Naharnet

Twin Blasts Hit Restive Nigerian City

Two explosions on Saturday rocked the northern Nigerian city of Maiduguri, a stronghold of the radical Islamist Boko Haram group, residents said.

The blasts hit a densely populated area of the city and sent residents fleeing in panic.

Witnesses said thick smoke enveloped the sky after the twin explosions, which occurred just two minutes apart.

"The first blast happened at 6:15 p.m. and targeted residents... Other residents mobilized to the scene to assist the victims and that was when the second blast happened," local resident Buba Ibrahim told Agence France Presse.

Emergency services were at the scene, said a security official who did not want to be named.

"It is too early to say what happened or how many people were killed... it is getting dark, but our men and the fire service operatives are on their way to the scene," he said.

One resident, Ismaila Musa, said buildings had been destroyed in the blasts.

"My house is at Gomari...the blasts shook the foundation of our building and many others nearby," he said.

Local car mechanic Dahiru Sadiq said he was at work when he heard the blasts, which sent him and his customers running for their lives.

"I can see smoke and flames across the road though I don't know which building is on fire," he said.

Maiduguri, the capital of Borno state in the volatile northeast, has been the epicenter of Boko Haram Insurgency since 2009.

In January, a popular telecoms market in the city was rocked with explosion, leaving dozens of people dead.

Boko Haram says it is fighting to create a strict Islamic state in the mainly Muslim north of oil-rich Nigeria, Africa's most populous country.

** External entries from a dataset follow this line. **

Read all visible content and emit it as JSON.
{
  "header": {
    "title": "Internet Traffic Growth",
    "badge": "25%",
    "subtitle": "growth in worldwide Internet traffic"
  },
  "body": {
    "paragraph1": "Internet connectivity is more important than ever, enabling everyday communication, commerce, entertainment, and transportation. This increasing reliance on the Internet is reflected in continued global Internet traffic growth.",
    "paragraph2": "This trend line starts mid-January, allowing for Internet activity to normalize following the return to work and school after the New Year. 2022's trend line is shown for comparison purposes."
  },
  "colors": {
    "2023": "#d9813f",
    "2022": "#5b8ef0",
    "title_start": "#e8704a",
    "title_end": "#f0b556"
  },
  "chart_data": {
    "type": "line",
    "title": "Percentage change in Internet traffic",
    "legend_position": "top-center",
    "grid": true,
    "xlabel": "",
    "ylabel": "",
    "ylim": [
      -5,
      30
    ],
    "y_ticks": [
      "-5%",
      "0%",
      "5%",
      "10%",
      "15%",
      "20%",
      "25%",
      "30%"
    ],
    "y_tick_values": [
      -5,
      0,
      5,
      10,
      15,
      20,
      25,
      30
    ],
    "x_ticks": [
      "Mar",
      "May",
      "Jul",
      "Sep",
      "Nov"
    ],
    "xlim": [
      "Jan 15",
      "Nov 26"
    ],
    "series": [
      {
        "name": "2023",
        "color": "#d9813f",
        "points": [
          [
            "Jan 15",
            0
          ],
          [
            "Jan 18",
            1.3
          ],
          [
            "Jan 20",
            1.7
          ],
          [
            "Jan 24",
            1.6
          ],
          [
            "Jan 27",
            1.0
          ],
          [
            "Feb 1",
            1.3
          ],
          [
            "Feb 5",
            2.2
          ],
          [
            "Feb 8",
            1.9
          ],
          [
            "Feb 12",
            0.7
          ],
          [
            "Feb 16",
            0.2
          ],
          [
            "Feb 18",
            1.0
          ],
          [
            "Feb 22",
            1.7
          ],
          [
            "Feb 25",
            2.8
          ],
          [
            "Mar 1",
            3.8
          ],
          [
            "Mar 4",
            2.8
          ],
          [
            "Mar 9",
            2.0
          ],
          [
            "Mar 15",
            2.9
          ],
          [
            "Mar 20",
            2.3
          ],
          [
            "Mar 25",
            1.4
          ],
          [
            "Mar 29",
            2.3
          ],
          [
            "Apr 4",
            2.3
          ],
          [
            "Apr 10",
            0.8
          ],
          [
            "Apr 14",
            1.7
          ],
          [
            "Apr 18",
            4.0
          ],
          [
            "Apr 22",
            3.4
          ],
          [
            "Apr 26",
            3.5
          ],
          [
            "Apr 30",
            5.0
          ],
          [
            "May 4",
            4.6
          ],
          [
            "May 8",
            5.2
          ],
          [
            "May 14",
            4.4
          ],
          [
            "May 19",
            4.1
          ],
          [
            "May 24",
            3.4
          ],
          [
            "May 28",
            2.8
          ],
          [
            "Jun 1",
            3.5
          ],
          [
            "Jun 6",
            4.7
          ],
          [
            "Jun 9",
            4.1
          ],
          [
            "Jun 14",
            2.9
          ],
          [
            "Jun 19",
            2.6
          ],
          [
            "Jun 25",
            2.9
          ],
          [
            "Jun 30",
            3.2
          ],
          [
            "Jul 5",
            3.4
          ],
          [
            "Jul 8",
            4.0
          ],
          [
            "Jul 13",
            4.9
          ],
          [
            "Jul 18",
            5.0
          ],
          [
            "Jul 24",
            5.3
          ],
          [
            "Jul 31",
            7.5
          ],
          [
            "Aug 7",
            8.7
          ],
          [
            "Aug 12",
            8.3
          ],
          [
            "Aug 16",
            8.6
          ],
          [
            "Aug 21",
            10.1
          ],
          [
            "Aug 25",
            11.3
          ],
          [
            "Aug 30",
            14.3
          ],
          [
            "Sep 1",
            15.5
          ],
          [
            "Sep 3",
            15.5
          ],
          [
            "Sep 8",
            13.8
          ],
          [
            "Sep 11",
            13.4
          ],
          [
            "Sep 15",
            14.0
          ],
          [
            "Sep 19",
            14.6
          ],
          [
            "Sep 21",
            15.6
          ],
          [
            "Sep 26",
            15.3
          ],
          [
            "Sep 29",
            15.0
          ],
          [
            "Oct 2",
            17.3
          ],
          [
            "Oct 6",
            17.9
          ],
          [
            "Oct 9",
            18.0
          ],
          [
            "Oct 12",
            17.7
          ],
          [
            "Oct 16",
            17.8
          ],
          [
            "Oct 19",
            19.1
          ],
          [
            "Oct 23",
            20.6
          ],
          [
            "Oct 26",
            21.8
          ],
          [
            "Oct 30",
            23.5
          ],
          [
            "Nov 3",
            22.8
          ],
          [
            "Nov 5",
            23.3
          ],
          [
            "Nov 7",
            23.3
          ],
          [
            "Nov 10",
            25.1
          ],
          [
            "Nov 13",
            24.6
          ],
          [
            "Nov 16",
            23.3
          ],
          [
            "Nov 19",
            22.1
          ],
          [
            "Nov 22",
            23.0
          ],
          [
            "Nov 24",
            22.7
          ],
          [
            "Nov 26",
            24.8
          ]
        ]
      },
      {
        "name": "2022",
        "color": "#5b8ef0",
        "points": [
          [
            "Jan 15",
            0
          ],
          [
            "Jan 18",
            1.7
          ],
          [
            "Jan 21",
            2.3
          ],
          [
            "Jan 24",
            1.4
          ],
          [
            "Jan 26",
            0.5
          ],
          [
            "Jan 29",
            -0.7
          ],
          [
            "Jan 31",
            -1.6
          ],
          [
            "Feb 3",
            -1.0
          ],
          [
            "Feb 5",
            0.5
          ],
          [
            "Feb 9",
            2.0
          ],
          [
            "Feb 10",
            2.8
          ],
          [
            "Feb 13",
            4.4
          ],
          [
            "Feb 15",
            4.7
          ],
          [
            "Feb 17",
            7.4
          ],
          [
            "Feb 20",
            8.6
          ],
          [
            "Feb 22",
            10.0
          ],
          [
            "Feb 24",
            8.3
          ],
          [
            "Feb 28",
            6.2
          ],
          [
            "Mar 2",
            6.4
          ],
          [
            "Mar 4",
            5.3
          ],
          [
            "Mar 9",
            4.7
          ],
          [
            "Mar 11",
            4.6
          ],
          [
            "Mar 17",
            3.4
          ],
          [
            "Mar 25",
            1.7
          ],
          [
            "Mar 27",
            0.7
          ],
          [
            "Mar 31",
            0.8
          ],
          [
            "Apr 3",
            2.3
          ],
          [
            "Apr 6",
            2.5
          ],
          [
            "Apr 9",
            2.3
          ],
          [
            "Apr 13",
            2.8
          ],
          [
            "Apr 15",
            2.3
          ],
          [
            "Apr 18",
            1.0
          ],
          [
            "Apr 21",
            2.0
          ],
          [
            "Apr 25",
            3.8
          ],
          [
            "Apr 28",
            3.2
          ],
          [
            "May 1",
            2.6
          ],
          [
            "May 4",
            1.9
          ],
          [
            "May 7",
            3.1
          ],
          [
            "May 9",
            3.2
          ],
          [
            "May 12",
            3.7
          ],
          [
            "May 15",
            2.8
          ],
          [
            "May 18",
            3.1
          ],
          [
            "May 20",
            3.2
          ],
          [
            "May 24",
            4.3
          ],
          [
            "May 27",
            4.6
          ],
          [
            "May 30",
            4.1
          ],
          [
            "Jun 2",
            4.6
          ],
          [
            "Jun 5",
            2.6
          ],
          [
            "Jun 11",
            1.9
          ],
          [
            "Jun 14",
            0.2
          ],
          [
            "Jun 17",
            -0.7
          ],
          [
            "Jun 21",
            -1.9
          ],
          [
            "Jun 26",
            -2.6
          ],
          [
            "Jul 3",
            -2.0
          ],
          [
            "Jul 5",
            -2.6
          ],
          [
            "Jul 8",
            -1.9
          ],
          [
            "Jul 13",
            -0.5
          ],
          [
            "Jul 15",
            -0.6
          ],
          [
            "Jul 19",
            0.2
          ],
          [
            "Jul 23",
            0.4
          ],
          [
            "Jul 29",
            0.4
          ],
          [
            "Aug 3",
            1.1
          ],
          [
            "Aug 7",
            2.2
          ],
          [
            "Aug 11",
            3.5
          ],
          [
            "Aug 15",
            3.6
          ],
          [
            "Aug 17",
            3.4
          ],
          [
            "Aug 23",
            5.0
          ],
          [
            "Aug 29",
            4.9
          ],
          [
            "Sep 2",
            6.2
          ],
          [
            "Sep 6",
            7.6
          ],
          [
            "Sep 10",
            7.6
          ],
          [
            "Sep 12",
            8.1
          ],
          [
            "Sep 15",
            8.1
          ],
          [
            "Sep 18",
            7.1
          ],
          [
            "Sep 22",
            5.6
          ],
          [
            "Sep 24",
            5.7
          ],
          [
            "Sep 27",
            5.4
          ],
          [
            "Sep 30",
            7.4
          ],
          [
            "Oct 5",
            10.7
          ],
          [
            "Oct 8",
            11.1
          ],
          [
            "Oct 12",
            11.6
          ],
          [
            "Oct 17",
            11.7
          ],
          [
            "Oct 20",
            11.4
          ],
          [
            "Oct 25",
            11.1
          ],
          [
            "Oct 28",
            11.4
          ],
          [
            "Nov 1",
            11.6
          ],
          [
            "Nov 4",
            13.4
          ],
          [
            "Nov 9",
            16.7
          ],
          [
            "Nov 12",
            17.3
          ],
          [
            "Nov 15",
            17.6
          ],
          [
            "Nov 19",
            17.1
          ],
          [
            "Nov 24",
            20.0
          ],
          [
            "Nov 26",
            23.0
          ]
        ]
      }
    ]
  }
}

The group has since 2009 carried out attacks across the north and center of the country, but the violence has in recent months been concentrated in the northeast, the region where Boko Haram was founded more than a decade ago.

Three states in the region -- Adamawa, Borno and Yobe -- have been under a state of emergency since May, when the military launched a major offensive to quash the uprising.

But the security forces have struggled to contain the violence, and since then more than 1,500 people have been killed according to the U.N. and figures compiled by AFP. The U.N. says nearly 300,000 people have been displaced in the region.

Nigeria, Africa's most populous country of 170 million, is divided into a mainly Muslim north and predominantly Christian south.